Air France-KLM's maintenance division has won an engine MRO contract from SunExpress, the leisure joint venture between Lufthansa and Turkish Airlines.

Air France Industries KLM Engineering & Maintenance's overhaul shop in Amsterdam will service General Electric CF6-80E1 engines that power SunExpress Germany's Airbus A330s, AFI KLM E&M says.

It adds that the Frankfurt-based carrier has signed a long-term, hour-based agreement for the engines' support.

SunExpress mainly operates a Boeing 737-800 fleet. But its German branch introduced A330-200s in 2015 in order to be wet-leased to Lufthansa budget subsidiary Eurowings for that carrier's newly launched long-haul operation.

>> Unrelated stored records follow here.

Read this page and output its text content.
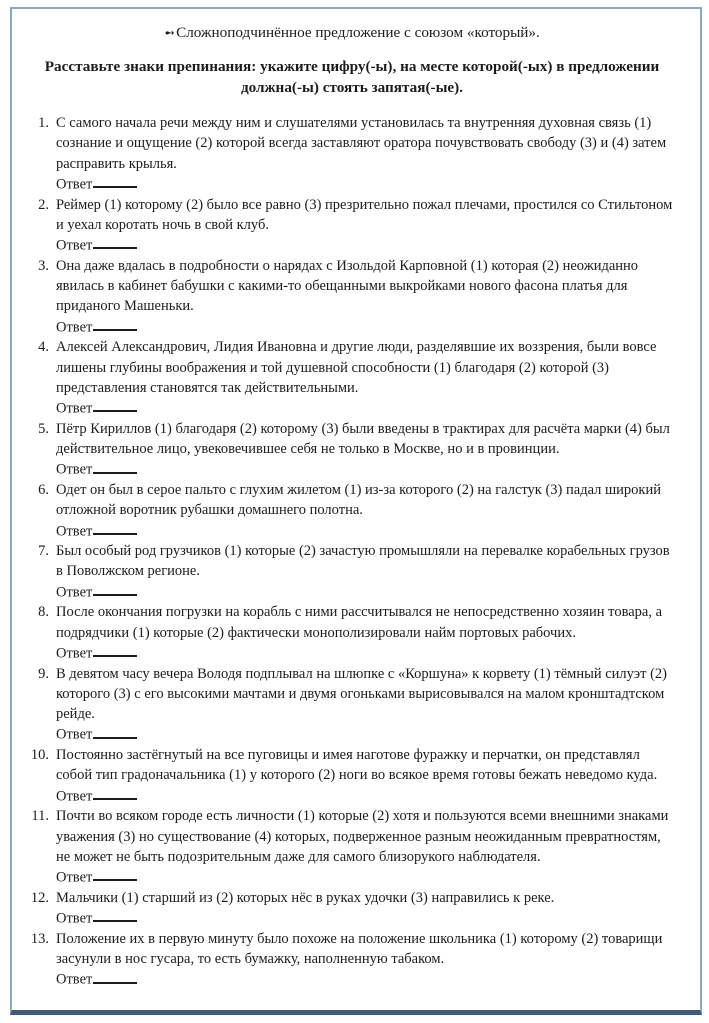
➻Сложноподчинённое предложение с союзом «который».
Расставьте знаки препинания: укажите цифру(-ы), на месте которой(-ых) в предложении
должна(-ы) стоять запятая(-ые).
1. С самого начала речи между ним и слушателями установилась та внутренняя духовная связь (1) сознание и ощущение (2) которой всегда заставляют оратора почувствовать свободу (3) и (4) затем расправить крылья.
Ответ
2. Реймер (1) которому (2) было все равно (3) презрительно пожал плечами, простился со Стильтоном и уехал коротать ночь в свой клуб.
Ответ
3. Она даже вдалась в подробности о нарядах с Изольдой Карповной (1) которая (2) неожиданно явилась в кабинет бабушки с какими-то обещанными выкройками нового фасона платья для приданого Машеньки.
Ответ
4. Алексей Александрович, Лидия Ивановна и другие люди, разделявшие их воззрения, были вовсе лишены глубины воображения и той душевной способности (1) благодаря (2) которой (3) представления становятся так действительными.
Ответ
5. Пётр Кириллов (1) благодаря (2) которому (3) были введены в трактирах для расчёта марки (4) был действительное лицо, увековечившее себя не только в Москве, но и в провинции.
Ответ
6. Одет он был в серое пальто с глухим жилетом (1) из-за которого (2) на галстук (3) падал широкий отложной воротник рубашки домашнего полотна.
Ответ
7. Был особый род грузчиков (1) которые (2) зачастую промышляли на перевалке корабельных грузов в Поволжском регионе.
Ответ
8. После окончания погрузки на корабль с ними рассчитывался не непосредственно хозяин товара, а подрядчики (1) которые (2) фактически монополизировали найм портовых рабочих.
Ответ
9. В девятом часу вечера Володя подплывал на шлюпке с «Коршуна» к корвету (1) тёмный силуэт (2) которого (3) с его высокими мачтами и двумя огоньками вырисовывался на малом кронштадтском рейде.
Ответ
10. Постоянно застёгнутый на все пуговицы и имея наготове фуражку и перчатки, он представлял собой тип градоначальника (1) у которого (2) ноги во всякое время готовы бежать неведомо куда.
Ответ
11. Почти во всяком городе есть личности (1) которые (2) хотя и пользуются всеми внешними знаками уважения (3) но существование (4) которых, подверженное разным неожиданным превратностям, не может не быть подозрительным даже для самого близорукого наблюдателя.
Ответ
12. Мальчики (1) старший из (2) которых нёс в руках удочки (3) направились к реке.
Ответ
13. Положение их в первую минуту было похоже на положение школьника (1) которому (2) товарищи засунули в нос гусара, то есть бумажку, наполненную табаком.
Ответ
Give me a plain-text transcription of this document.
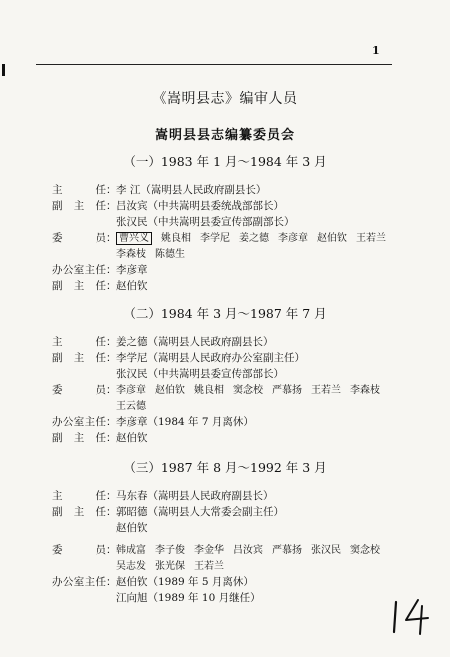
1
《嵩明县志》编审人员
嵩明县县志编纂委员会
（一）1983 年 1 月～1984 年 3 月
主 任：李 江（嵩明县人民政府副县长）
副 主 任：吕汝宾（中共嵩明县委统战部部长）
张汉民（中共嵩明县委宣传部副部长）
委 员： 曹兴义 姚良相 李学尼 姜之德 李彦章 赵伯钦 王若兰
李森枝 陈德生
办公室主任：李彦章
副 主 任：赵伯钦
（二）1984 年 3 月～1987 年 7 月
主 任：姜之德（嵩明县人民政府副县长）
副 主 任：李学尼（嵩明县人民政府办公室副主任）
张汉民（中共嵩明县委宣传部部长）
委 员：李彦章 赵伯钦 姚良相 窦念校 严慕扬 王若兰 李森枝
王云德
办公室主任：李彦章（1984 年 7 月离休）
副 主 任：赵伯钦
（三）1987 年 8 月～1992 年 3 月
主 任：马东春（嵩明县人民政府副县长）
副 主 任：郭昭德（嵩明县人大常委会副主任）
赵伯钦
委 员：韩成富 李子俊 李金华 吕汝宾 严慕扬 张汉民 窦念校
吴志发 张光保 王若兰
办公室主任：赵伯钦（1989 年 5 月离休）
江向旭（1989 年 10 月继任）
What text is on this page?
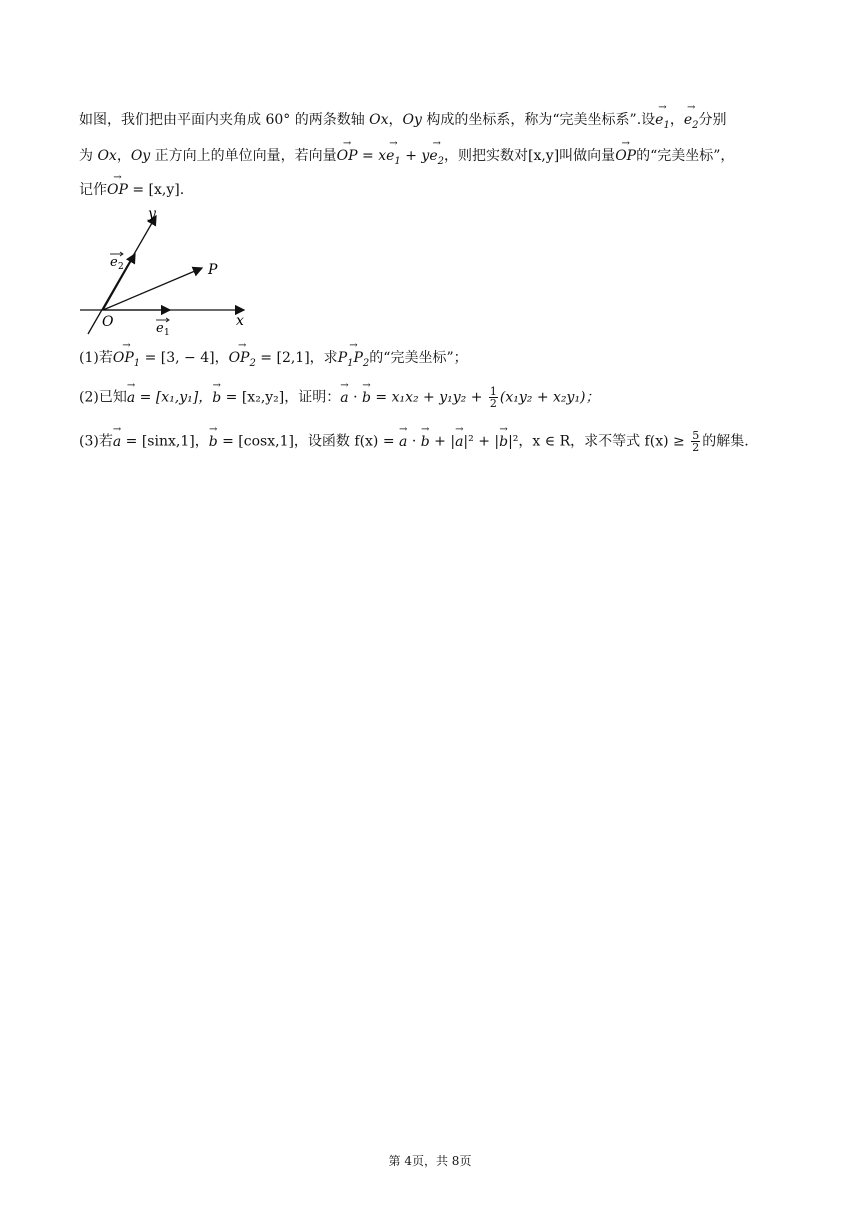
如图，我们把由平面内夹角成 60° 的两条数轴 Ox，Oy 构成的坐标系，称为“完美坐标系”.设$e_1$ →，$e_2$ →分别
为 Ox，Oy 正方向上的单位向量，若向量OP → = $xe_1$ → + $ye_2$ →，则把实数对[x,y]叫做向量OP →的“完美坐标”，
记作OP → = [x,y].
y
x
O
P
e 1
e 2
(1)若$OP_1$ → = [3, − 4]，$OP_2$ → = [2,1]，求$P_1P_2$ →的“完美坐标”；
(2)已知a → = [x₁,y₁]，b → = [x₂,y₂]，证明：a → · b → = $x_1x_2 + y_1y_2 + \frac{1}{2} (x_1y_2 + x_2y_1)$；
(3)若a → = [sinx,1]，b → = [cosx,1]，设函数 f(x) = a → · b → + |a →|² + |b →|²，x ∈ R，求不等式 $f(x) \ge \frac{5}{2}$ 的解集.
第 4页，共 8页
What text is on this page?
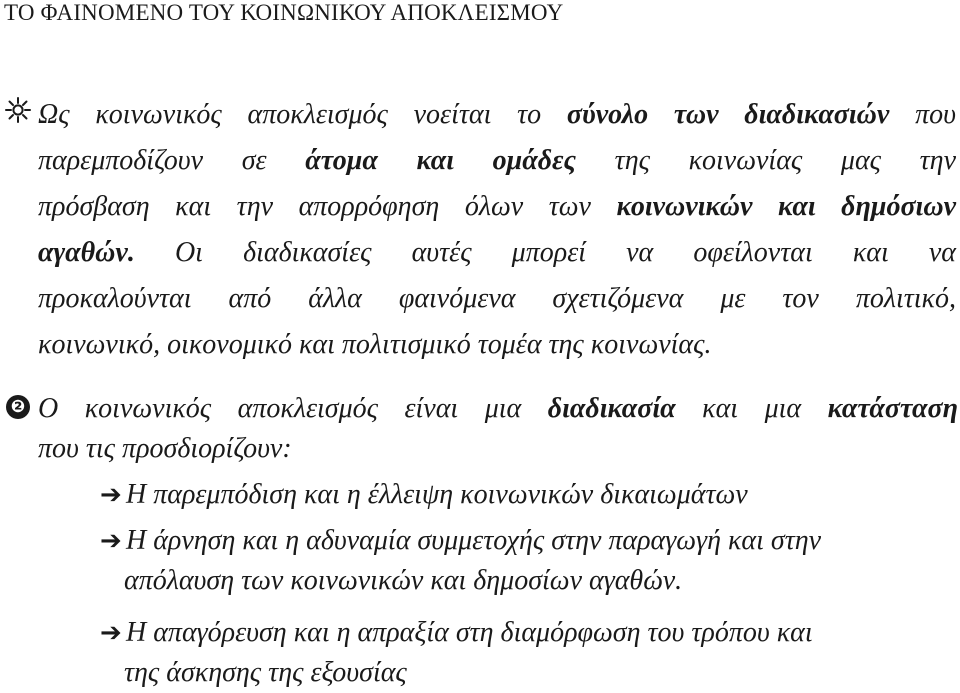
ΤΟ ΦΑΙΝΟΜΕΝΟ ΤΟΥ ΚΟΙΝΩΝΙΚΟΥ ΑΠΟΚΛΕΙΣΜΟΥ
Ως κοινωνικός αποκλεισμός νοείται το σύνολο των διαδικασιών που
παρεμποδίζουν σε άτομα και ομάδες της κοινωνίας μας την
πρόσβαση και την απορρόφηση όλων των κοινωνικών και δημόσιων
αγαθών. Οι διαδικασίες αυτές μπορεί να οφείλονται και να
προκαλούνται από άλλα φαινόμενα σχετιζόμενα με τον πολιτικό,
κοινωνικό, οικονομικό και πολιτισμικό τομέα της κοινωνίας.
❷ Ο κοινωνικός αποκλεισμός είναι μια διαδικασία και μια κατάσταση
που τις προσδιορίζουν:
➔ Η παρεμπόδιση και η έλλειψη κοινωνικών δικαιωμάτων
➔ Η άρνηση και η αδυναμία συμμετοχής στην παραγωγή και στην
απόλαυση των κοινωνικών και δημοσίων αγαθών.
➔ Η απαγόρευση και η απραξία στη διαμόρφωση του τρόπου και
της άσκησης της εξουσίας
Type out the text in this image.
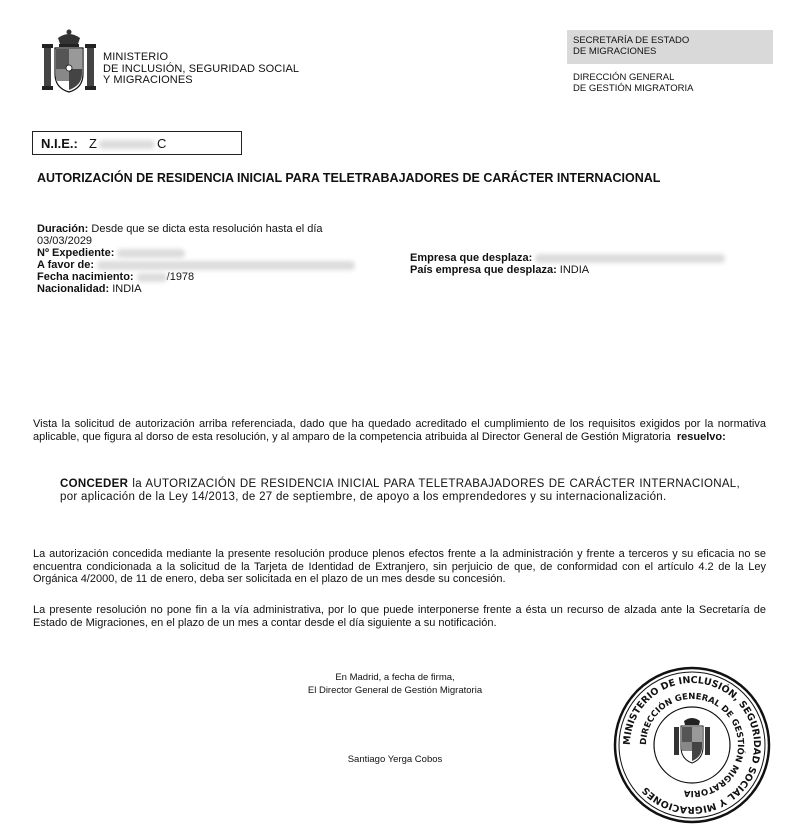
MINISTERIO
DE INCLUSIÓN, SEGURIDAD SOCIAL
Y MIGRACIONES
SECRETARÍA DE ESTADO
DE MIGRACIONES
DIRECCIÓN GENERAL
DE GESTIÓN MIGRATORIA
N.I.E.: Z	C
AUTORIZACIÓN DE RESIDENCIA INICIAL PARA TELETRABAJADORES DE CARÁCTER INTERNACIONAL
Duración: Desde que se dicta esta resolución hasta el día
03/03/2029
Nº Expediente:
A favor de:
Fecha nacimiento:	/1978
Nacionalidad: INDIA
Empresa que desplaza:
País empresa que desplaza: INDIA
Vista la solicitud de autorización arriba referenciada, dado que ha quedado acreditado el cumplimiento de los requisitos exigidos por la normativa aplicable, que figura al dorso de esta resolución, y al amparo de la competencia atribuida al Director General de Gestión Migratoria resuelvo:
CONCEDER la AUTORIZACIÓN DE RESIDENCIA INICIAL PARA TELETRABAJADORES DE CARÁCTER INTERNACIONAL, por aplicación de la Ley 14/2013, de 27 de septiembre, de apoyo a los emprendedores y su internacionalización.
La autorización concedida mediante la presente resolución produce plenos efectos frente a la administración y frente a terceros y su eficacia no se encuentra condicionada a la solicitud de la Tarjeta de Identidad de Extranjero, sin perjuicio de que, de conformidad con el artículo 4.2 de la Ley Orgánica 4/2000, de 11 de enero, deba ser solicitada en el plazo de un mes desde su concesión.
La presente resolución no pone fin a la vía administrativa, por lo que puede interponerse frente a ésta un recurso de alzada ante la Secretaría de Estado de Migraciones, en el plazo de un mes a contar desde el día siguiente a su notificación.
En Madrid, a fecha de firma,
El Director General de Gestión Migratoria
Santiago Yerga Cobos
MINISTERIO DE INCLUSIÓN, SEGURIDAD SOCIAL Y MIGRACIONES
DIRECCIÓN GENERAL DE GESTIÓN MIGRATORIA
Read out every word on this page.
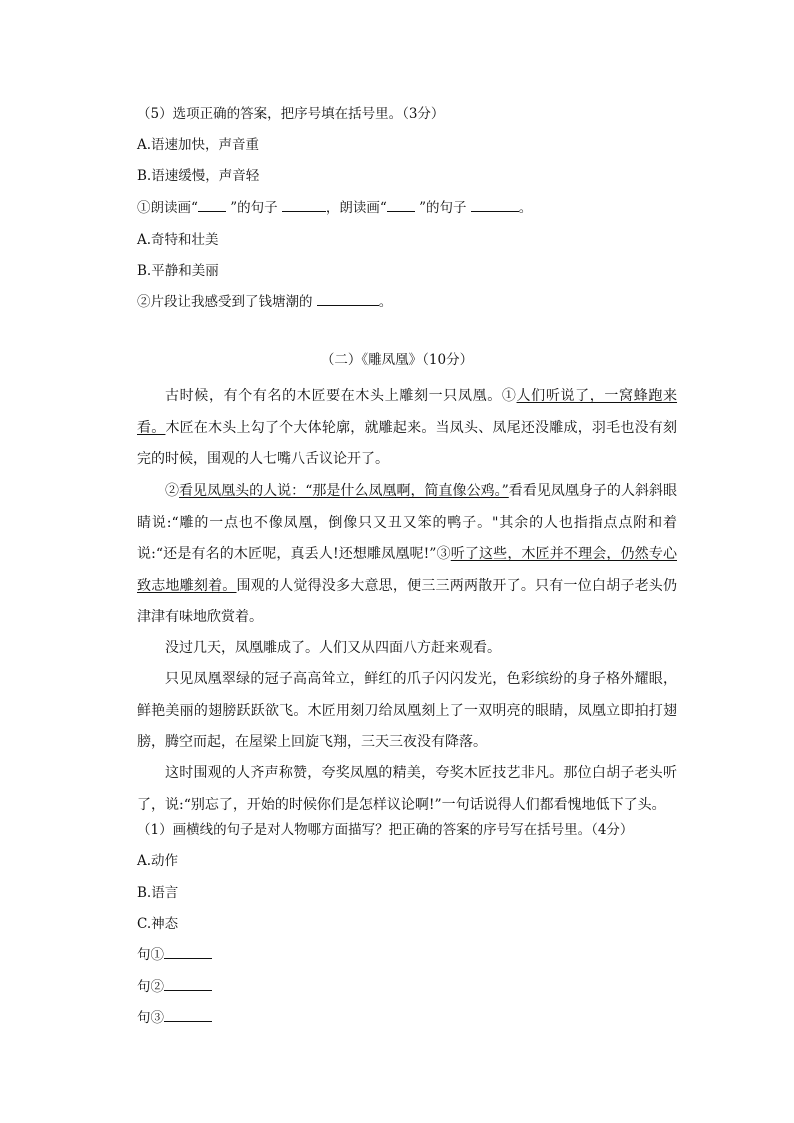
（5）选项正确的答案，把序号填在括号里。（3分）
A.语速加快，声音重
B.语速缓慢，声音轻
①朗读画“ ”的句子	，朗读画“ ”的句子	。
A.奇特和壮美
B.平静和美丽
②片段让我感受到了钱塘潮的	。
（二）《雕凤凰》（10分）
古时候，有个有名的木匠要在木头上雕刻一只凤凰。①人们听说了，一窝蜂跑来看。木匠在木头上勾了个大体轮廓，就雕起来。当凤头、凤尾还没雕成，羽毛也没有刻完的时候，围观的人七嘴八舌议论开了。
②看见凤凰头的人说：“那是什么凤凰啊，简直像公鸡。”看看见凤凰身子的人斜斜眼睛说:“雕的一点也不像凤凰，倒像只又丑又笨的鸭子。"其余的人也指指点点附和着说:“还是有名的木匠呢，真丢人!还想雕凤凰呢!”③听了这些，木匠并不理会，仍然专心致志地雕刻着。围观的人觉得没多大意思，便三三两两散开了。只有一位白胡子老头仍津津有味地欣赏着。
没过几天，凤凰雕成了。人们又从四面八方赶来观看。
只见凤凰翠绿的冠子高高耸立，鲜红的爪子闪闪发光，色彩缤纷的身子格外耀眼，鲜艳美丽的翅膀跃跃欲飞。木匠用刻刀给凤凰刻上了一双明亮的眼睛，凤凰立即拍打翅膀，腾空而起，在屋梁上回旋飞翔，三天三夜没有降落。
这时围观的人齐声称赞，夸奖凤凰的精美，夸奖木匠技艺非凡。那位白胡子老头听了，说:“别忘了，开始的时候你们是怎样议论啊!”一句话说得人们都看愧地低下了头。
（1）画横线的句子是对人物哪方面描写？把正确的答案的序号写在括号里。（4分）
A.动作
B.语言
C.神态
句①
句②
句③
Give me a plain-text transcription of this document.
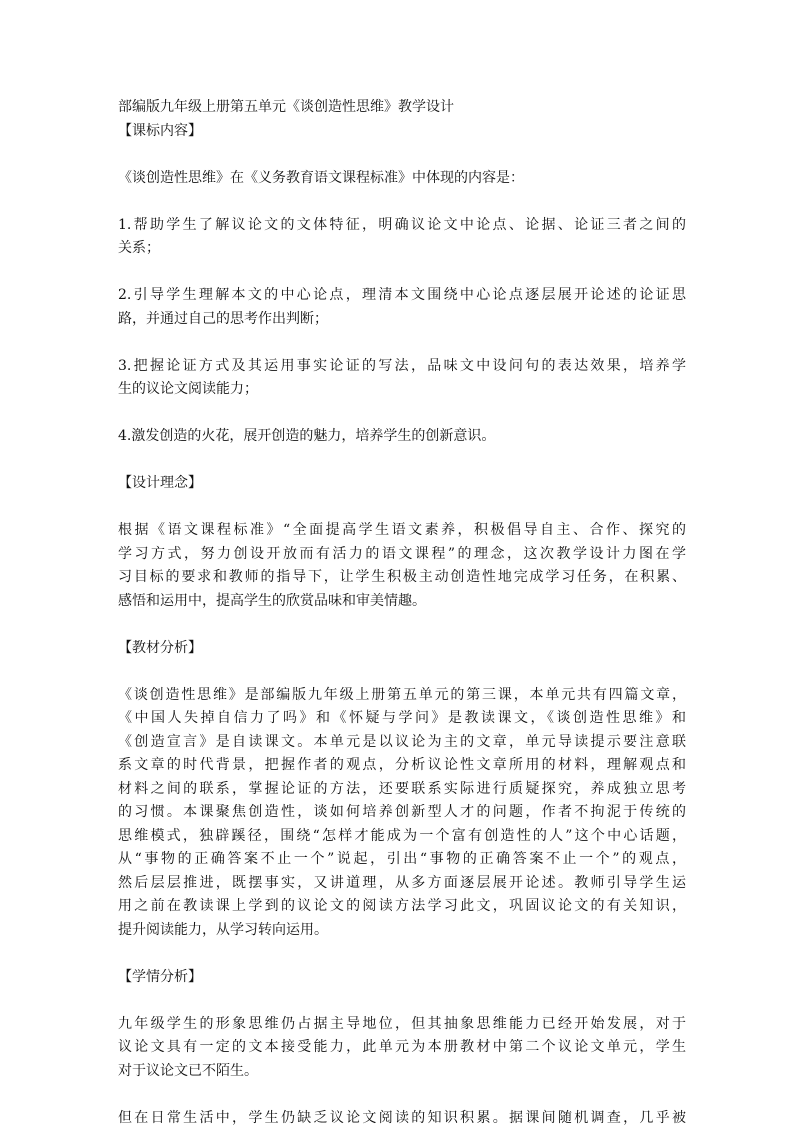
部编版九年级上册第五单元《谈创造性思维》教学设计
【课标内容】
《谈创造性思维》在《义务教育语文课程标准》中体现的内容是：
1.帮助学生了解议论文的文体特征，明确议论文中论点、论据、论证三者之间的
关系；
2.引导学生理解本文的中心论点，理清本文围绕中心论点逐层展开论述的论证思
路，并通过自己的思考作出判断；
3.把握论证方式及其运用事实论证的写法，品味文中设问句的表达效果，培养学
生的议论文阅读能力；
4.激发创造的火花，展开创造的魅力，培养学生的创新意识。
【设计理念】
根据《语文课程标准》“全面提高学生语文素养，积极倡导自主、合作、探究的
学习方式，努力创设开放而有活力的语文课程”的理念，这次教学设计力图在学
习目标的要求和教师的指导下，让学生积极主动创造性地完成学习任务，在积累、
感悟和运用中，提高学生的欣赏品味和审美情趣。
【教材分析】
《谈创造性思维》是部编版九年级上册第五单元的第三课，本单元共有四篇文章，
《中国人失掉自信力了吗》和《怀疑与学问》是教读课文，《谈创造性思维》和
《创造宣言》是自读课文。本单元是以议论为主的文章，单元导读提示要注意联
系文章的时代背景，把握作者的观点，分析议论性文章所用的材料，理解观点和
材料之间的联系，掌握论证的方法，还要联系实际进行质疑探究，养成独立思考
的习惯。本课聚焦创造性，谈如何培养创新型人才的问题，作者不拘泥于传统的
思维模式，独辟蹊径，围绕“怎样才能成为一个富有创造性的人”这个中心话题，
从“事物的正确答案不止一个”说起，引出“事物的正确答案不止一个”的观点，
然后层层推进，既摆事实，又讲道理，从多方面逐层展开论述。教师引导学生运
用之前在教读课上学到的议论文的阅读方法学习此文，巩固议论文的有关知识，
提升阅读能力，从学习转向运用。
【学情分析】
九年级学生的形象思维仍占据主导地位，但其抽象思维能力已经开始发展，对于
议论文具有一定的文本接受能力，此单元为本册教材中第二个议论文单元，学生
对于议论文已不陌生。
但在日常生活中，学生仍缺乏议论文阅读的知识积累。据课间随机调查，几乎被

Flightglobal's Fleets Analyzer database shows that SunExpress Germany has four A330s, with plans to add another two later this year and a seventh in 2017 as part of Eurowings' initial long-haul development phase.

GECAS owns three of the in-service aircraft and manages the lease for the fourth.

Turkish Technic services the CF6-80E1 engines of its parent's A330 fleet, but Lufthansa Technik does not list that variant among the engines it supports. The German carrier's A330s are powered by Trent 700s.

AFI KLM E&M says that a combination of "competitive contract pricing… and operational experience" – as a result of Air France and KLM having CF6-powered A330s – were primary reasons for SunExpress to select the Franco-Dutch MRO group.

"We will do our utmost to demonstrate to this dynamic, young airline that we are worthy of their trust," says the MRO's vice-president sales Europe and key accounts Romain Helmer.

The deal is the first engine MRO co-operation between the two sides.